The OSPF stub router advertisement described in RFC 3137 and implemented in IOS release 12.2(4)T helps you improve the service availability by rerouting the traffic around the router that you plan to shut down. The default action, configured with the max-metric router-lsa router configuration command, increases the inbound link costs advertised by the router in its LSA, resulting in increased path costs whenever the router appears as a transit router in the OSPF topology graph. The minimum-cost SPF tree computed by other routers should thus exclude the stub router if there is an alternate OSPF path to the destination.
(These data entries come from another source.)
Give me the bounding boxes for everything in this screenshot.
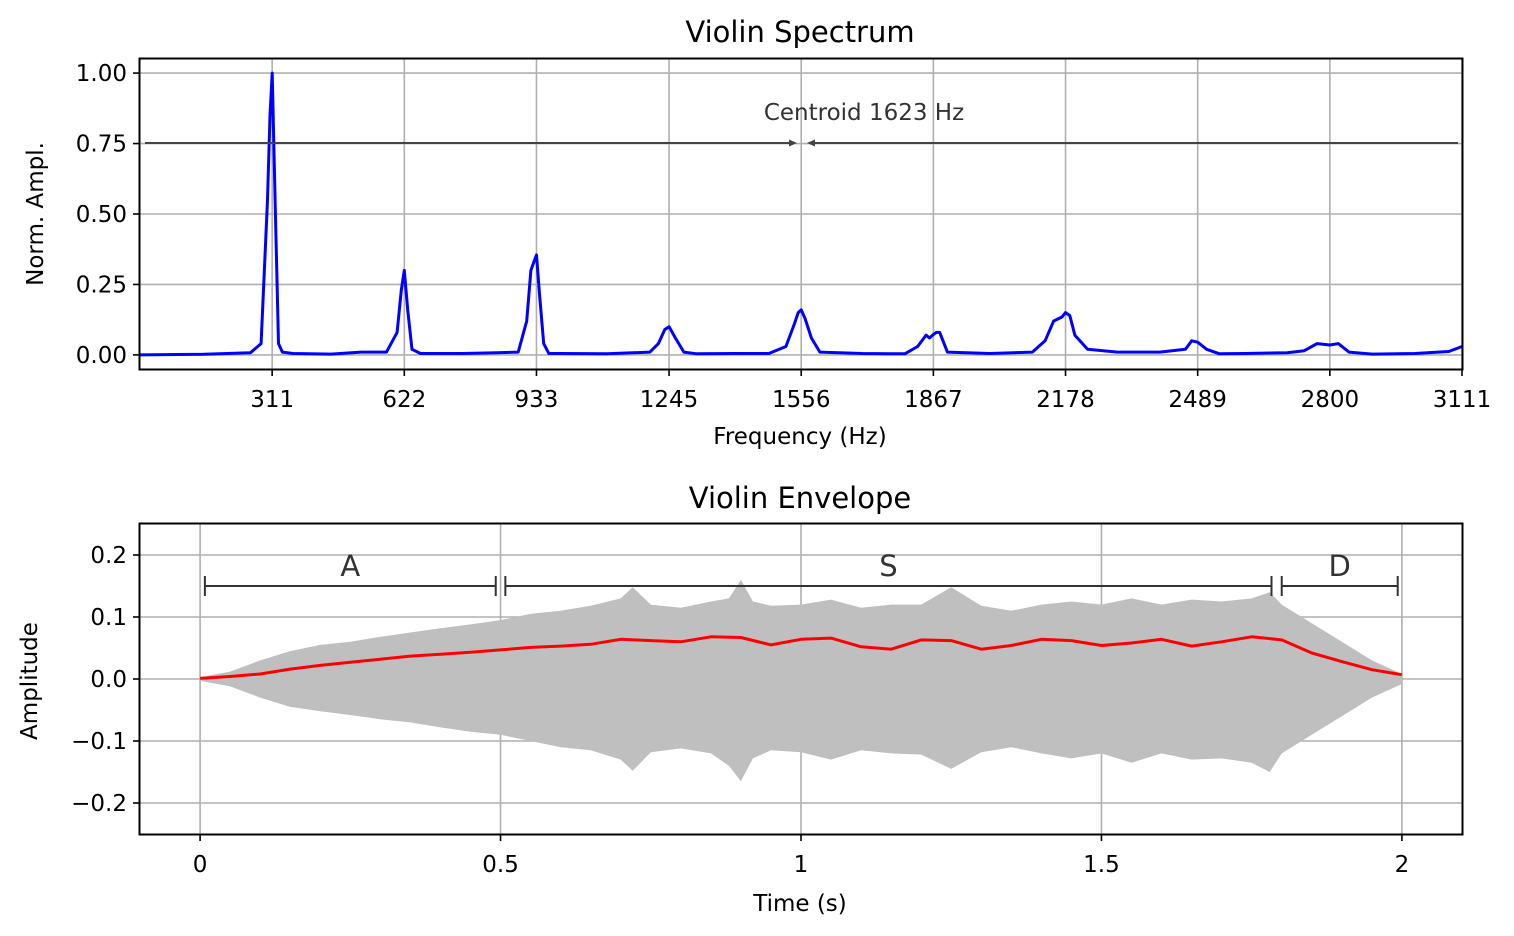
spectrum-xtick-label: 622 <box>382 387 426 413</box>
spectrum-ytick-label: 0.75 <box>76 132 127 158</box>
envelope-panel: Violin Envelope A S D 0 0.5 1 1.5 2 −0.2 −0.1 0.0… <box>17 481 1464 917</box>
spectrum-ytick-label: 0.00 <box>76 343 127 369</box>
spectrum-xtick-label: 1867 <box>904 387 963 413</box>
phase-s-marker: S <box>504 549 1273 596</box>
spectrum-ticks: 311 622 933 1245 1556 1867 2178 2489 2800 3111 0.0… <box>76 61 1491 413</box>
envelope-ytick-label: 0.0 <box>90 667 127 693</box>
phase-a-marker: A <box>203 549 497 596</box>
spectrum-xlabel: Frequency (Hz) <box>713 424 886 450</box>
envelope-ylabel: Amplitude <box>17 622 43 740</box>
centroid-annotation: Centroid 1623 Hz <box>145 100 1458 147</box>
envelope-xtick-label: 0 <box>193 852 208 878</box>
envelope-ytick-label: −0.1 <box>71 729 127 755</box>
spectrum-ylabel: Norm. Ampl. <box>23 142 49 286</box>
envelope-xtick-label: 1.5 <box>1083 852 1120 878</box>
centroid-label: Centroid 1623 Hz <box>764 100 964 126</box>
spectrum-xtick-label: 3111 <box>1433 387 1492 413</box>
spectrum-xtick-label: 1245 <box>640 387 699 413</box>
spectrum-ytick-label: 0.50 <box>76 202 127 228</box>
envelope-series-line <box>200 635 1403 680</box>
spectrum-xtick-label: 311 <box>250 387 294 413</box>
envelope-ticks: 0 0.5 1 1.5 2 −0.2 −0.1 0.0 0.1 0.2 <box>71 543 1409 878</box>
envelope-xtick-label: 1 <box>794 852 809 878</box>
envelope-waveform-area <box>200 579 1402 782</box>
spectrum-panel: Violin Spectrum Centroid 1623 Hz 311 622 9… <box>23 15 1491 450</box>
spectrum-ytick-label: 0.25 <box>76 272 127 298</box>
envelope-xtick-label: 0.5 <box>482 852 519 878</box>
spectrum-xtick-label: 1556 <box>772 387 831 413</box>
phase-label: S <box>879 549 897 583</box>
envelope-ytick-label: −0.2 <box>71 791 127 817</box>
envelope-title: Violin Envelope <box>689 481 911 515</box>
envelope-xlabel: Time (s) <box>752 891 847 917</box>
spectrum-xtick-label: 933 <box>515 387 559 413</box>
phase-label: A <box>340 549 360 583</box>
centroid-arrowhead-left <box>789 139 797 147</box>
spectrum-ytick-label: 1.00 <box>76 61 127 87</box>
envelope-ytick-label: 0.2 <box>90 543 127 569</box>
envelope-ytick-label: 0.1 <box>90 605 127 631</box>
centroid-arrowhead-right <box>807 139 815 147</box>
spectrum-title: Violin Spectrum <box>685 15 914 49</box>
spectrum-series-line <box>139 71 1463 357</box>
spectrum-xtick-label: 2800 <box>1301 387 1360 413</box>
envelope-xtick-label: 2 <box>1395 852 1410 878</box>
spectrum-xtick-label: 2178 <box>1036 387 1095 413</box>
phase-label: D <box>1329 549 1351 583</box>
spectrum-xtick-label: 2489 <box>1168 387 1227 413</box>
phase-d-marker: D <box>1280 549 1399 596</box>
However, the OSPF stub router advertisement will not remove an OSPF path from the IP routing table; therefore you cannot use this feature to install backup routes learnt from another routing protocol or through floating static route configuration.

If your network design includes stub networks with multiple OSPF routers attached to them (for example, external IP subnets announced into OSPF as stub networks), you should use the include-stub option of the max-metric router-lsa configuration command to ensure the cost increase (and resulting topology change) of the stub networks.

Following the increase in link and (optionally) stub network costs, all routers in all the affected OSPF areas (all areas to which the router undergoing shutdown is attached) recalculate the OSPF topology. The increased link costs could lead to increased inter-area route costs (if the router on which you’ve configured max-metric router-lsa is an area border router), resulting in flooding of all inter-area LSAs.

If multiple AS boundary routers insert the same external IP prefix into the OSPF domain, you should use the max-metric router-lsa external-lsa configuration command on them. On the other hand, if an AS boundary router redistributes a large number of external IP routes into the OSPF topology, you should try to avoid using the external-lsa option, as it causes changes and flooding of all external LSAs advertised by the affected router.